There were many excellent points made by Liel for those of us who see a resolution of the conflict through peaceful means rather than military ones. One must stop and admire the courage of Liel and his supporters – who of all places, in Israel, have formed, registered, and received funding for an organization called the Israel-Syria Peace Society. A Syrian parallel to such a grassroots, policy-influencing movement is now highly desirable.
What is striking about Liel's movement is the rigor he is applying to pursuing peace with Syria. He is stopping in Washington to appeal to all U.S. presidential candidates to break the deadlock and start negotiating peace with Syria.
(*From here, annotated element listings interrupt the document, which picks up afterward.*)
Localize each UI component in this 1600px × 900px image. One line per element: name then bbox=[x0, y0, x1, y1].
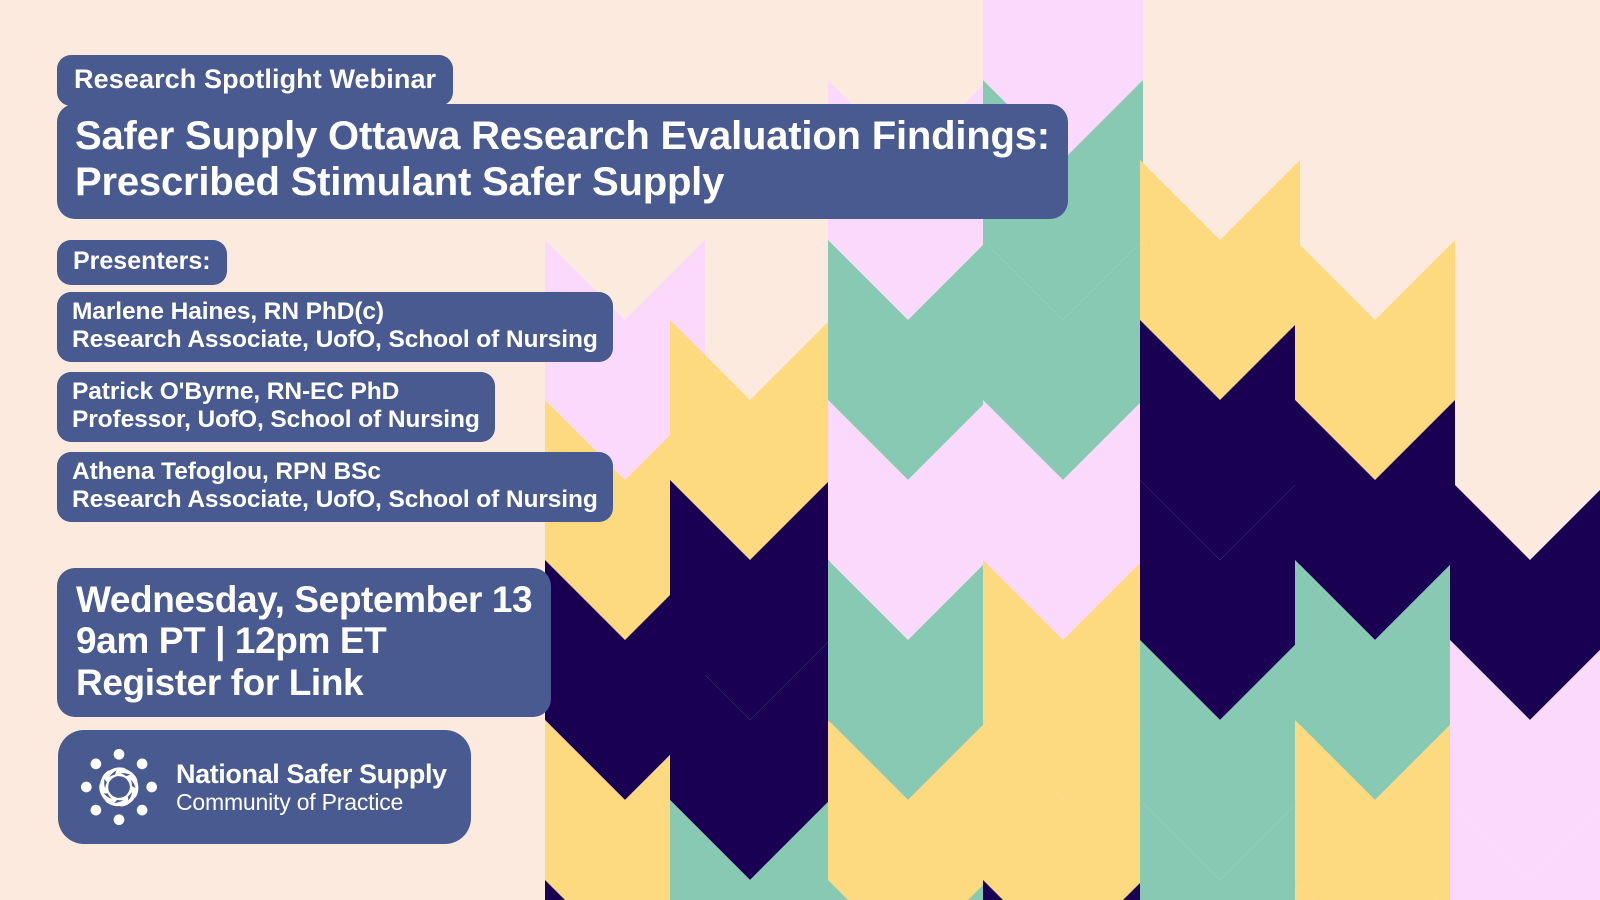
swirl-ring-logo-icon bbox=[76, 744, 162, 830]
presenter-name-2: Patrick O'Byrne, RN-EC PhD bbox=[72, 378, 399, 405]
event-datetime-block: Wednesday, September 13 9am PT | 12pm ET… bbox=[57, 568, 551, 717]
presenter-role-3: Research Associate, UofO, School of Nurs… bbox=[72, 486, 598, 514]
presenter-card-3: Athena Tefoglou, RPN BSc Research Associ… bbox=[57, 452, 613, 522]
poster-content: Research Spotlight Webinar Safer Supply … bbox=[0, 0, 1600, 900]
eyebrow-badge: Research Spotlight Webinar bbox=[57, 55, 453, 106]
logo-dot bbox=[137, 759, 148, 770]
logo-wordmark: National Safer Supply Community of Pract… bbox=[176, 761, 447, 814]
logo-line-2: Community of Practice bbox=[176, 791, 447, 814]
logo-swirl bbox=[94, 760, 146, 812]
presenter-name-3: Athena Tefoglou, RPN BSc bbox=[72, 458, 381, 485]
webinar-poster: Research Spotlight Webinar Safer Supply … bbox=[0, 0, 1600, 900]
presenter-card-1: Marlene Haines, RN PhD(c) Research Assoc… bbox=[57, 292, 613, 362]
logo-dot bbox=[91, 759, 102, 770]
register-cta[interactable]: Register for Link bbox=[76, 662, 532, 703]
event-date: Wednesday, September 13 bbox=[76, 579, 532, 620]
presenter-role-1: Research Associate, UofO, School of Nurs… bbox=[72, 326, 598, 354]
logo-line-1: National Safer Supply bbox=[176, 761, 447, 788]
presenter-card-2: Patrick O'Byrne, RN-EC PhD Professor, Uo… bbox=[57, 372, 495, 442]
page-title: Safer Supply Ottawa Research Evaluation … bbox=[57, 104, 1068, 219]
presenter-role-2: Professor, UofO, School of Nursing bbox=[72, 406, 480, 434]
logo-dot bbox=[146, 782, 157, 793]
organization-logo[interactable]: National Safer Supply Community of Pract… bbox=[58, 730, 471, 844]
logo-dot bbox=[137, 805, 148, 816]
presenter-name-1: Marlene Haines, RN PhD(c) bbox=[72, 298, 384, 325]
logo-dot bbox=[114, 814, 125, 825]
event-time: 9am PT | 12pm ET bbox=[76, 620, 532, 661]
logo-dot bbox=[81, 782, 92, 793]
presenters-label: Presenters: bbox=[57, 240, 227, 285]
title-line-2: Prescribed Stimulant Safer Supply bbox=[75, 160, 1050, 206]
title-line-1: Safer Supply Ottawa Research Evaluation … bbox=[75, 114, 1050, 158]
logo-dot bbox=[91, 805, 102, 816]
logo-dot bbox=[114, 749, 125, 760]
Of course, there are those who insist that talking to Syria will only strengthen the regime's intransigence and reward Syria for acts of violence. Liel correctly disagrees. If Syria is to be offered a respectable deal – a deal which is based on reclaiming its territorial rights Liel argues that a change of behavior, for the better, is the natural outcome of such a peace deal.
One last note of historical enthrallment: Liel recited how, in 1983,
Israel found in Lebanon a faction that it liked with which it struck a peace treaty: the Christian Maronites led by the Gemeyel family. A peace treaty between Israel and Lebanon was formally signed in 1983. Liel was the one who received the new Lebanese ambassador in Jerusalem, Pierre Yezbeck. Yezbeck, with a pocket full of money, wanted to rent a space for the Lebanese embassy in Jerusalem – never mind the fact that even the U.S. was not ready to establish its embassy in Jerusalem.
Yezbeck settled on a nice floor in Jerusalem's Wolfsen Tower, overlooking the Knesset. Soon thereafter, Liel helped him fly the Lebanese flag high over that building. Meanwhile, an Israeli embassy was promptly set up in Dbayyeh, outside of Beirut.
Liel was citing this example for historical context: for peace to last in the Middle East, Israel's enemies must come to the table, and not its friends. He mentioned a story about Farid Ghadry, who upon visiting Israel last year, asked the Israeli Knesset to refrain from giving the Golan Heights to Assad. He wanted Israel to give the Golan Heights to him once he became president of Syria!
Liel spoke out of principle that while Israel will never compromise its security; negotiating peace with its enemies is a true Israeli value. He regretted the impossible deadlock placed by the current U.S. administration while yearning for a true Israeli leader like Rabin who can be courageous enough to put Israel's interest ahead of the narrow-minded one dictated by Washington.